When it comes to choosing revenue streams, independence is of the essence, and some offers by funders and advertisers will have to be refused. “We need to protect our reputation, which is our biggest asset”, said Nixon.
The minute we lose independence, it is not journalism anymore
– Hamadou Tidiane Sy
Recorder.ro, the Romanian investigative outlet that has managed to turn audience donations into its main source of revenue, places trust and reputation at the forefront as well. Because of this, “we are extremely transparent. We publish annual reports documenting the money we get through every revenue stream and explain what we did with that money”, said executive manager Alina Păduraru. “Our audience likes this, and when we publish the reports we have donation peaks.”

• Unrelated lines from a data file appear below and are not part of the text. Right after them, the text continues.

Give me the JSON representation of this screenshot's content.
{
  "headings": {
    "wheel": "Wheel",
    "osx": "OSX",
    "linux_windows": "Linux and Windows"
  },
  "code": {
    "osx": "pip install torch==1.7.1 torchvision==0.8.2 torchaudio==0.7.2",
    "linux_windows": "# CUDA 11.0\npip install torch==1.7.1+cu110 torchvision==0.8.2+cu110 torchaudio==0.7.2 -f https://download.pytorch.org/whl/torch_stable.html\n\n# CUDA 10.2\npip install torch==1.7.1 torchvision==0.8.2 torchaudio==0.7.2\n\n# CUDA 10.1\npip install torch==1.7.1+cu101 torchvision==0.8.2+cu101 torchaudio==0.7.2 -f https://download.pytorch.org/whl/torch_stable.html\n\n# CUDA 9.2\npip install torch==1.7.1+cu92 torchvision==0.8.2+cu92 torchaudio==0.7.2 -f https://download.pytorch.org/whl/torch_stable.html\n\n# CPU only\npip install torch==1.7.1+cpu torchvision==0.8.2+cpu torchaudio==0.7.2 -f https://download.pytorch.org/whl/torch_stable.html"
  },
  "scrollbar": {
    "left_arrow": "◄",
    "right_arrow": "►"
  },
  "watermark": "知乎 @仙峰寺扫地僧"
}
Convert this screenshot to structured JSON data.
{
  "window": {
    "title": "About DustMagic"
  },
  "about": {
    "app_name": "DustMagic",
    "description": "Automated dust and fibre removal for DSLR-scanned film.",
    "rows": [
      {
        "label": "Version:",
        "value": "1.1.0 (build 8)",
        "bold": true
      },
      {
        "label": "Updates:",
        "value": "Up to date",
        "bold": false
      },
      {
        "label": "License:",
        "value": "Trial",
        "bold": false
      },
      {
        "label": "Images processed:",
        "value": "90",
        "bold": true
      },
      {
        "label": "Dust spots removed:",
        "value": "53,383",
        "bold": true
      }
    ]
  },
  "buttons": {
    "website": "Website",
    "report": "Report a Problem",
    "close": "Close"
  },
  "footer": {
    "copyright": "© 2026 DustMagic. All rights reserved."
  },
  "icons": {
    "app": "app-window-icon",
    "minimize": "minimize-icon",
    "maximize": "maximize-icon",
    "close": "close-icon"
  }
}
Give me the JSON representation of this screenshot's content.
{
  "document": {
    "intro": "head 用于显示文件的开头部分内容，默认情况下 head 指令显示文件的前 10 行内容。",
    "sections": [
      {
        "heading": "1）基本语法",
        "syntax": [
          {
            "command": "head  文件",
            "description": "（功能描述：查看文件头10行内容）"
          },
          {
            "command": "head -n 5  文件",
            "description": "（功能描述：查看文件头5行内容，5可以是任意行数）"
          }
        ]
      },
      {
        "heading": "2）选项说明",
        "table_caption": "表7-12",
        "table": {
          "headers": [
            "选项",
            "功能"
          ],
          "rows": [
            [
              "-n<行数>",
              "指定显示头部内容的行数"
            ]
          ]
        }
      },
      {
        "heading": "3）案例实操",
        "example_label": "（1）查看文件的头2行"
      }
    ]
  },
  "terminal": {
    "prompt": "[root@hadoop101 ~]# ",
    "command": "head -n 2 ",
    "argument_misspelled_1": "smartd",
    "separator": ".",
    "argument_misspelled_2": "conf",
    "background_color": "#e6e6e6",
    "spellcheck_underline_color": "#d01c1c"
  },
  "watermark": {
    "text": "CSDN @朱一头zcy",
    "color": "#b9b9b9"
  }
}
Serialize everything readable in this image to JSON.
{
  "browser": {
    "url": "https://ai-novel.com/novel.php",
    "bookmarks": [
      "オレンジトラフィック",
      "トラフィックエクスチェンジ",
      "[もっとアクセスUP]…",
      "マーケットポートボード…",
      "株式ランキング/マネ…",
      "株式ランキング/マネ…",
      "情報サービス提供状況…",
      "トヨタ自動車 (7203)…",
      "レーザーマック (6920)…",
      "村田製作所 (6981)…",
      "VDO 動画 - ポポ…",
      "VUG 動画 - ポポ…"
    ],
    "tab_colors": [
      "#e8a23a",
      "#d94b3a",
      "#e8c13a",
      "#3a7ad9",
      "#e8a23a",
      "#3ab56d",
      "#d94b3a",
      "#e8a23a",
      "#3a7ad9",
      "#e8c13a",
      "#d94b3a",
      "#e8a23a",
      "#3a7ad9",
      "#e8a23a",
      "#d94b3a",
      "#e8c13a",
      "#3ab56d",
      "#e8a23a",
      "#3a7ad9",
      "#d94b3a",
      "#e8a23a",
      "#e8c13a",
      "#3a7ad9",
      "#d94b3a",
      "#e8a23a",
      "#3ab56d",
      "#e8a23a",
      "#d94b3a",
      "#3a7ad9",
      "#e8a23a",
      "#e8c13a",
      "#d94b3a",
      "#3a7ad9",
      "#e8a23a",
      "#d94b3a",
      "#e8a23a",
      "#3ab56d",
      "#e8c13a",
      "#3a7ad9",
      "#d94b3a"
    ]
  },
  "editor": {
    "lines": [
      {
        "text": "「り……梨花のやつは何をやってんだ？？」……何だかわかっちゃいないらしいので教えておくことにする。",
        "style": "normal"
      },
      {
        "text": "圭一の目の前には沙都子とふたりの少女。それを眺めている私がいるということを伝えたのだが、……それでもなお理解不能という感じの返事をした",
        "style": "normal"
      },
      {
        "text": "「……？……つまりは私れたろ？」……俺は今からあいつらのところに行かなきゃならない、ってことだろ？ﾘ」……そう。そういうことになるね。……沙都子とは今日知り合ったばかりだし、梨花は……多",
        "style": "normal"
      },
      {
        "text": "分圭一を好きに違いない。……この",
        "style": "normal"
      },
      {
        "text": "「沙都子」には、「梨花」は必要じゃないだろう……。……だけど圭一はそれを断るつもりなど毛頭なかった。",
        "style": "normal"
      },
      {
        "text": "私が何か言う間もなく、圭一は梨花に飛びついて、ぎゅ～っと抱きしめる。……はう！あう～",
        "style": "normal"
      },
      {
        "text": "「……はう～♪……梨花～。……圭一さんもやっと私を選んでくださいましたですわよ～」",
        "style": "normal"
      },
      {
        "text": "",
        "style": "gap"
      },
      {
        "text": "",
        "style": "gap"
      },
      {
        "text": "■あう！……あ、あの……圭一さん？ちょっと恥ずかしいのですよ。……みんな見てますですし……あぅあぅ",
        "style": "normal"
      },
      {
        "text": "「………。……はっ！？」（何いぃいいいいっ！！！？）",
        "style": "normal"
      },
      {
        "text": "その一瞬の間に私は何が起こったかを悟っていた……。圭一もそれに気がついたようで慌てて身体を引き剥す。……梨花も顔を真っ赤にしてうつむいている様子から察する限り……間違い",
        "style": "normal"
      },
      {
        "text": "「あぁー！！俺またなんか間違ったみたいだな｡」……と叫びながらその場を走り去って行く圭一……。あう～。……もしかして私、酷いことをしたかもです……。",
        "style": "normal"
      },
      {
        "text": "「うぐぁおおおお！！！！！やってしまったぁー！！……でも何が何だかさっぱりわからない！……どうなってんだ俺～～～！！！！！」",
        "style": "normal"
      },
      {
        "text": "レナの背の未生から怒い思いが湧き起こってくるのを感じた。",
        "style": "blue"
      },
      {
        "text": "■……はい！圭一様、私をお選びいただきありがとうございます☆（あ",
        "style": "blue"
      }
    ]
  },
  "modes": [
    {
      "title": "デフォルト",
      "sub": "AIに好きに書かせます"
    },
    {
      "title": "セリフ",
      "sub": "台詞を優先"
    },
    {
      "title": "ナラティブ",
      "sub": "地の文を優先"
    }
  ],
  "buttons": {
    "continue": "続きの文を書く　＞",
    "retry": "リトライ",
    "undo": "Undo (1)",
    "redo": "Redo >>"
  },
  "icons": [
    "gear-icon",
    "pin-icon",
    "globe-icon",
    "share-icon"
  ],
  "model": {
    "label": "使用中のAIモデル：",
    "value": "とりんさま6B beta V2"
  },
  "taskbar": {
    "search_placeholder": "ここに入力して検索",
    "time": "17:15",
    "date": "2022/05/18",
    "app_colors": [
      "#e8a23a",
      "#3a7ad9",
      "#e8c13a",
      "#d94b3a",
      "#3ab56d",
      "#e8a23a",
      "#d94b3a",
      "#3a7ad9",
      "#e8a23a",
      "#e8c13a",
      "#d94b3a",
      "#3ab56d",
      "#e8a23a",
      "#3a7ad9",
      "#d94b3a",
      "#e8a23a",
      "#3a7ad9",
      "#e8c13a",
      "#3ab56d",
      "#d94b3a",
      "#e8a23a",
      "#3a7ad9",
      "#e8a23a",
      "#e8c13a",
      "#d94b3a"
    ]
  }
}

It’s okay for media organizations to borrow business strategies from one another
Still on the point of diversifying revenue, Păduraru suggests that media organizations “stay humble and not try to reinvent the wheel”. Over the years, Recorder.ro has even drawn inspiration from fundraising calls put out by charity NGOs.
Investigative teams can also look closer to home: “Small independent media try to look at each other as competition,” said Bilal Randeree. “But we cannot be strong in isolation”. The competition is on the outside rather than the inside of the media ecosystem, so journalists from different outlets should ideate together.
When you start collaborating the list of benefits is endless.